A abrangência do episódio foi maior do que incidentes pontuais: Claude Chat, Claude Code e integrações via API ficaram indisponíveis. Segundo a página de status da Anthropic, o incidente teve início às 14:53 UTC, com pico de erros, e, por volta das 16:01 UTC, a API foi parcialmente restaurada, enquanto o acesso ao Claude.ai permanecia instável.
Relatórios de monitoramento indicaram entre 5.100 e 15 mil notificações de usuários afetados, variando conforme a região.

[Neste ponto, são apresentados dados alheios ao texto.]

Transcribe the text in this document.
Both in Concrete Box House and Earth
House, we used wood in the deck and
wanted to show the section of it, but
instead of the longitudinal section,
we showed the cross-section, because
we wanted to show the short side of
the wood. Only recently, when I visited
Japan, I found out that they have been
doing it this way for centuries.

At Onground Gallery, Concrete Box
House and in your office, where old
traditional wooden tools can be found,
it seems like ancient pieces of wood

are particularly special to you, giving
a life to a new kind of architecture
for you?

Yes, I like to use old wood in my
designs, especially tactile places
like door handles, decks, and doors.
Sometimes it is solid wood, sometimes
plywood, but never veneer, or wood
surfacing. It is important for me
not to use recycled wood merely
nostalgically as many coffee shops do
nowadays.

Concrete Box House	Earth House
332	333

Veículos internacionais destacaram números diferentes: TechRadar com cerca de 5.100 notificações, Geo.tv com picos acima de 15 mil e Times of India atribuiu a maior parte dos problemas ao Claude Code (46%), ao chatbot principal (24%) e ao aplicativo móvel (18%).
A recorrência de quedas também chamou atenção: em 13, 7 e 6 de abril, a plataforma já havia registrado interrupções envolvendo login, autenticação e processamento de conversas, sinalizando um padrão preocupante para operações que dependem de IA como infraestrutura crítica.
Para equipes de TI, a lição é clara: é necessária redundância, diversificação de fornecedores e monitoramento contínuo da disponibilidade de serviços de IA. A observabilidade em tempo real de APIs e serviços externos é vista como essencial para reduzir o tempo de resposta a incidentes.
O episódio alimenta o debate sobre governança de IA: políticas de SLA, gestão de risco e avaliação contínua de fornecedores tornam-se prioridades estratégicas. Enquanto a Anthropic trabalha para estabilizar a plataforma, o mercado observa com cautela a evolução da disponibilidade de IA como pilar de negócios.